Recommandations concernant l’intégration par l’AMM

- Organiser des ateliers, des réunions et des séminaires sur les procédures d'harmonisation de l'enregistrement et du contrôle des médicaments ;
- Faciliter la coopération inter-laboratoires nationaux de contrôle de la qualité des produits médicamenteux et continuer la lutte contre les médicaments non conformes aux normes ou contrefaits (UMA) ;
- Elaborer un projet maghrébin pour la coordination des systèmes d'enregistrement des médicaments (UMA) ;
- Rédiger la version finale du projet maghrébin de coordination des systèmes d'enregistrement des médicaments (UMA) ;
- Accélérer la mise en œuvre des recommandations du Conseil ministériel maghrébin lors de la 10ème et la 11ème session concernant l’intégration du processus d’enregistrement des médicaments aux pays du Maghreb (UMA).

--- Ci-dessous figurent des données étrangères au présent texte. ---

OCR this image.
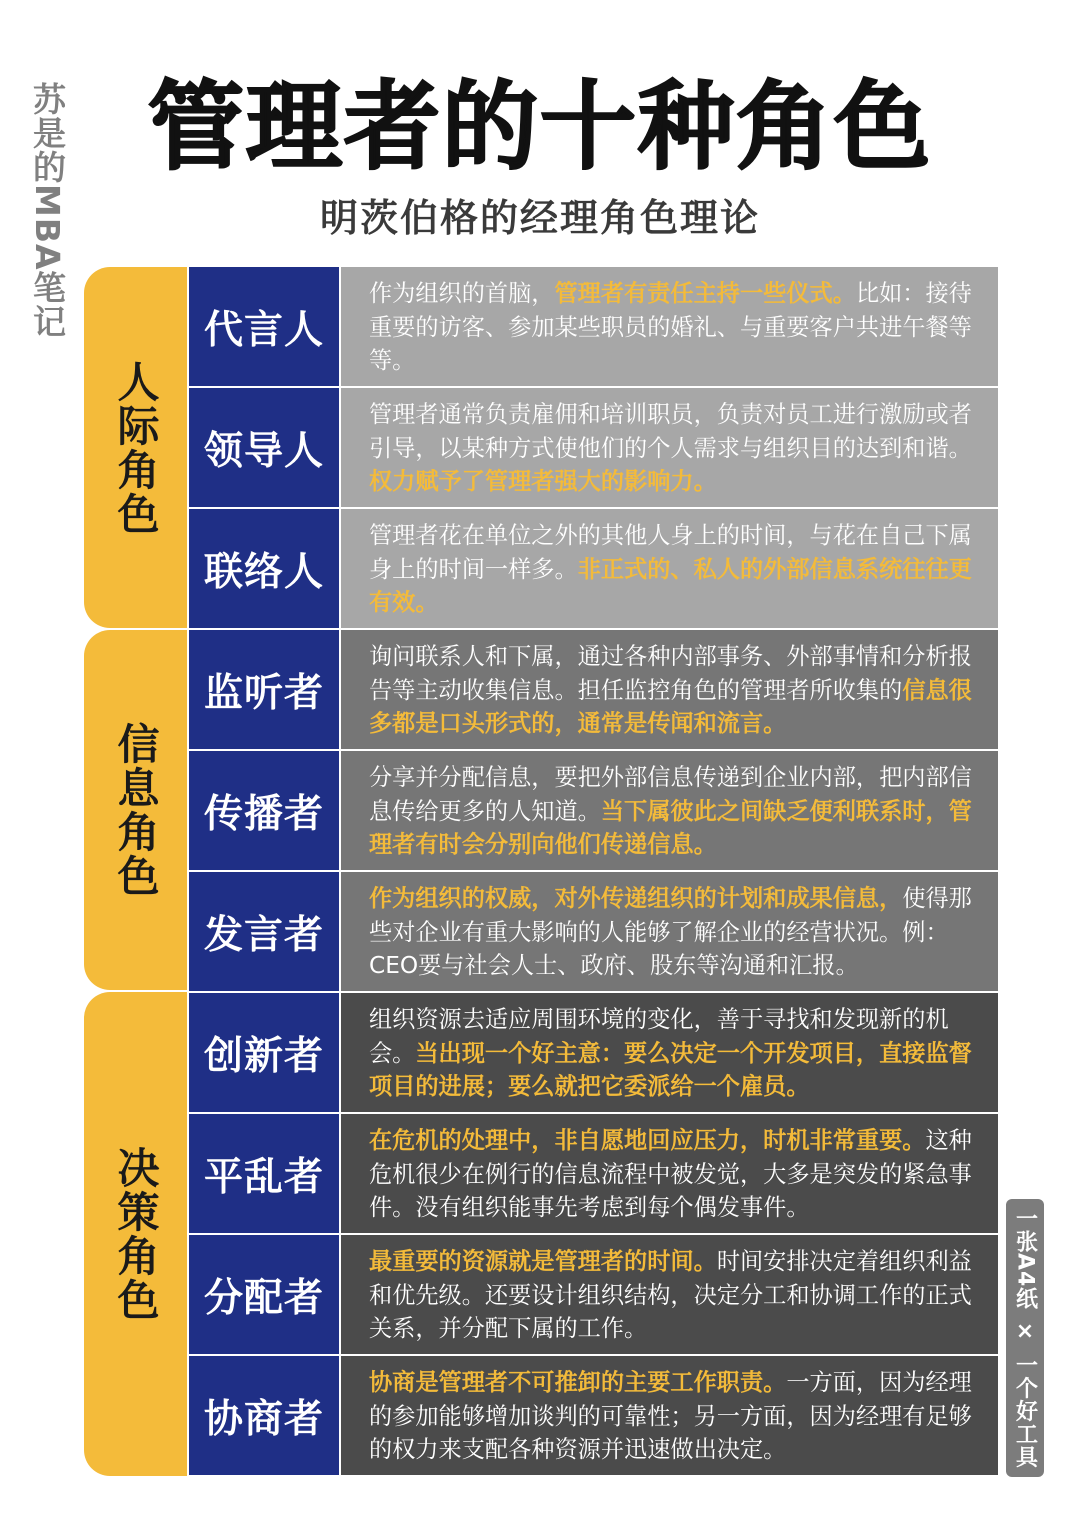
苏是的MBA笔记 管理者的十种角色
明茨伯格的经理角色理论
人际角色
信息角色
决策角色
代言人
作为组织的首脑，管理者有责任主持一些仪式。比如：接待重要的访客、参加某些职员的婚礼、与重要客户共进午餐等等。
领导人
管理者通常负责雇佣和培训职员，负责对员工进行激励或者引导，以某种方式使他们的个人需求与组织目的达到和谐。权力赋予了管理者强大的影响力。
联络人
管理者花在单位之外的其他人身上的时间，与花在自己下属身上的时间一样多。非正式的、私人的外部信息系统往往更有效。
监听者
询问联系人和下属，通过各种内部事务、外部事情和分析报告等主动收集信息。担任监控角色的管理者所收集的信息很多都是口头形式的，通常是传闻和流言。
传播者
分享并分配信息，要把外部信息传递到企业内部，把内部信息传给更多的人知道。当下属彼此之间缺乏便利联系时，管理者有时会分别向他们传递信息。
发言者
作为组织的权威，对外传递组织的计划和成果信息，使得那些对企业有重大影响的人能够了解企业的经营状况。例：CEO要与社会人士、政府、股东等沟通和汇报。
创新者
组织资源去适应周围环境的变化，善于寻找和发现新的机会。当出现一个好主意：要么决定一个开发项目，直接监督项目的进展；要么就把它委派给一个雇员。
平乱者
在危机的处理中，非自愿地回应压力，时机非常重要。这种危机很少在例行的信息流程中被发觉，大多是突发的紧急事件。没有组织能事先考虑到每个偶发事件。
分配者
最重要的资源就是管理者的时间。时间安排决定着组织利益和优先级。还要设计组织结构，决定分工和协调工作的正式关系，并分配下属的工作。
协商者
协商是管理者不可推卸的主要工作职责。一方面，因为经理的参加能够增加谈判的可靠性；另一方面，因为经理有足够的权力来支配各种资源并迅速做出决定。	一张A4纸 × 一个好工具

Recommandations concernant l’intégration par la production des médicaments

- Mettre en place une structure regroupant les industriels pharmaceutiques maghrébins (IOPM) ;
- Assurer une diversification de la gamme de production pour une intégration des différentes technologies : formes injectables, aérosols, etc. (Coulibaly A.) ;
- Assurer le suivi des indicateurs mis au point par l’OMS visant l’évaluation du potentiel de la production pharmaceutique et la mesure des performances de ce secteur ;
- Développer des infrastructures, promouvoir les ressources humaines, intégrer les nouvelles technologies d'information et de communication et procéder au transfert de la technologie ;
- Débuter l’intégration par la production des vaccins, des produits d'oncologie, des sérums et des médicaments issus de la biotechnologie ;
- Renforcer la capacité locale de production par la mise en place d’un cadre incitatif favorable à l’investissement dans la filière (Coulibaly A.) ;
- Développer la coopération maghrébine en matière de production des médicaments (notamment des génériques);
- Mettre en place une association indépendante des fabricants de médicaments afin que l'industrie pharmaceutique puisse bénéficier d'un espace d’échange scientifique, commercial et industriel au Maghreb (CIP).